Children who are born by cesarean section are 21% more likely to be diagnosed with an autism spectrum disorder. However, after analyzing those results against sibling pairs, Irish researchers have determined that the association does not mean that c-sections cause autism. Rather, they argue in a new study that the increased risk is more likely due to unknown genetic or environmental factors that could influence the risk of both having a c-section and autism.
Ali S. Khashan, PhD, of the of the Irish Centre for Fetal and Neonatal Translational Research (INFANT), Cork, Ireland, and colleagues examined the association between birth delivery type using registry data from Sweden for live births from 1982 until 2010. This included 2.7 million children. Of that number, 87.4% were delivered by vaginal delivery, while 12.6% were delivered via c-section. A total of 28,290 children (1%) were later diagnosed with autism.
Analyzing these results, the researchers determined there was a 21% higher risk of autism associated with c-sections. However, the authors also conducted a control analysis study involving 13,411 sibling pairs in which one sibling had autism but the other didn’t. Also, in 2,555 pairs, delivery method was discordant with one sibling being born vaginally.
However, in the sibling control study, there was no association between delivery mode and autism, the researchers reported in JAMA Psychiatry.
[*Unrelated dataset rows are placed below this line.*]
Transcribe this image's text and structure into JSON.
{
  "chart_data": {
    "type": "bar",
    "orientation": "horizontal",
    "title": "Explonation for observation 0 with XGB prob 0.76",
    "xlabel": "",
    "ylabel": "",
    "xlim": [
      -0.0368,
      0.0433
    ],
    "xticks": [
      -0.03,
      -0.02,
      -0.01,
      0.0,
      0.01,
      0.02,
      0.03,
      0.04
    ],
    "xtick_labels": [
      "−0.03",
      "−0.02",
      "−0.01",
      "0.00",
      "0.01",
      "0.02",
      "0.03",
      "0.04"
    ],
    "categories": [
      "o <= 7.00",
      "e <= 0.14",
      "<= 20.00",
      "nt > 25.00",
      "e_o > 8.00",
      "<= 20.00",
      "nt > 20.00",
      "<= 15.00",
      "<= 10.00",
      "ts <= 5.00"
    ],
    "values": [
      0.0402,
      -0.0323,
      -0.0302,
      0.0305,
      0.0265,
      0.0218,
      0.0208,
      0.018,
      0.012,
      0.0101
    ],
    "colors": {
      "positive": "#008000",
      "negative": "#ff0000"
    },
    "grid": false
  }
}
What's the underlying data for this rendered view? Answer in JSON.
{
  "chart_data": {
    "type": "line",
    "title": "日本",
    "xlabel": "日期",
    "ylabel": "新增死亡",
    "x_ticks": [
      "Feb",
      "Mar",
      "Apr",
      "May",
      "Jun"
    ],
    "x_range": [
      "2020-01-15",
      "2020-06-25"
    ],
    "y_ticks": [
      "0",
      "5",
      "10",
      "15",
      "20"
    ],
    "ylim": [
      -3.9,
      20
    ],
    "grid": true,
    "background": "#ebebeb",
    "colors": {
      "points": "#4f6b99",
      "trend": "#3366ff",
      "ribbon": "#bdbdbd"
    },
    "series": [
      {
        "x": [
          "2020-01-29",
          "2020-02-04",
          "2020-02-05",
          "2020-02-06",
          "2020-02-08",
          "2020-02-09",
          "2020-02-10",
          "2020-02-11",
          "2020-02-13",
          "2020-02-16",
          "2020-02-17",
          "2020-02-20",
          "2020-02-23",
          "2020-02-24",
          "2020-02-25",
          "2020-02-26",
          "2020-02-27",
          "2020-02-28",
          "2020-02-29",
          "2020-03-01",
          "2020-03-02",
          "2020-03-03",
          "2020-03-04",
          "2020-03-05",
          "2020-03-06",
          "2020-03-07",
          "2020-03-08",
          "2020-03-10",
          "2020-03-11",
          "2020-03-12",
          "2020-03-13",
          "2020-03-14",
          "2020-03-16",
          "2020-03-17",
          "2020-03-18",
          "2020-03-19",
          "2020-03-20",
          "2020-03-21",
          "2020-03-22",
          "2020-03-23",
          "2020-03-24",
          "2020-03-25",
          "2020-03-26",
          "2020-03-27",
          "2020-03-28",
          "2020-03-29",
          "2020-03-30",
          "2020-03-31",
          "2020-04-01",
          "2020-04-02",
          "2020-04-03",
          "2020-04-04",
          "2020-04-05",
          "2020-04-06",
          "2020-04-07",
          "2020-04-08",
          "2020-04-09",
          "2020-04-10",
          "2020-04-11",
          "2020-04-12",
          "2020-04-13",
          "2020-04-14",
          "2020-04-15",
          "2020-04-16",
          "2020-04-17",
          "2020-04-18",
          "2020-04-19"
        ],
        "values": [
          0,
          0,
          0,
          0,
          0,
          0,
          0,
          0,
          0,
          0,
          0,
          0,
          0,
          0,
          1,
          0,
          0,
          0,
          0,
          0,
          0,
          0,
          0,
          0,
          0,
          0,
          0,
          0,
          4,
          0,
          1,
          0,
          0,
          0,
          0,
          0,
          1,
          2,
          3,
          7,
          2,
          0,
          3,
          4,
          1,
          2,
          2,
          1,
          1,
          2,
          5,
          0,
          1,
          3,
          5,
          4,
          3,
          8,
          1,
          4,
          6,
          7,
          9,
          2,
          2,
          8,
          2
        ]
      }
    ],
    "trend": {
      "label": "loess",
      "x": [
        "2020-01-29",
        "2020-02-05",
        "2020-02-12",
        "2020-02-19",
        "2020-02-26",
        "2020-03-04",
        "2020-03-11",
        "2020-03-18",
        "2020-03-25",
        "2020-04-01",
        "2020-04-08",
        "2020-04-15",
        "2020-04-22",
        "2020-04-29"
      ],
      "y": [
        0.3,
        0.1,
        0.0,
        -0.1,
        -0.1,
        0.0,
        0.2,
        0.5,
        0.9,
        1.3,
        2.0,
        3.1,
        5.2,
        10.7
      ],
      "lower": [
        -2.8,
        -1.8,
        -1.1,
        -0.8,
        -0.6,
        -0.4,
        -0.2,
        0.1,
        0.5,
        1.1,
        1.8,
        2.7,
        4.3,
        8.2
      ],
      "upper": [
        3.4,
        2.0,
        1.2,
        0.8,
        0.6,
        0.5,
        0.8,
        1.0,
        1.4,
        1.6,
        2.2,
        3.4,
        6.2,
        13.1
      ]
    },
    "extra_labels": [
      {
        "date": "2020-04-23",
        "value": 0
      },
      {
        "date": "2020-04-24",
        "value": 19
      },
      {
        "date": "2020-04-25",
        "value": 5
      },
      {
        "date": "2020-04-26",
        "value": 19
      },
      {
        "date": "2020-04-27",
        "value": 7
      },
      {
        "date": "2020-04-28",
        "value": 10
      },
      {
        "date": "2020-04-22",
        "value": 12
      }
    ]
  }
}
“Although the traditional cohort analysis revealed birth by [c-section] to be associated with [autism], it is not necessarily a cause because the association could be due to residual confounding,” the authors concluded. “Therefore, because the association between birth by [c-section] and [autism] did not persist in the sibling control analysis, we can conclude that there is no causal association.
“It is more likely that birth by [c-section] is related to some unknown genetic or environmental factor that leads to increased risk of both [c-section] and [autism].”
Reference
Khashan AS, et al. Association Between Obstetric Mode of Delivery and Autism Spectrum Disorder: A Population-Based Sibling Design Study. JAMA Psychiatry. 2015; doi:10.1001/jamapsychiatry.2015.0846.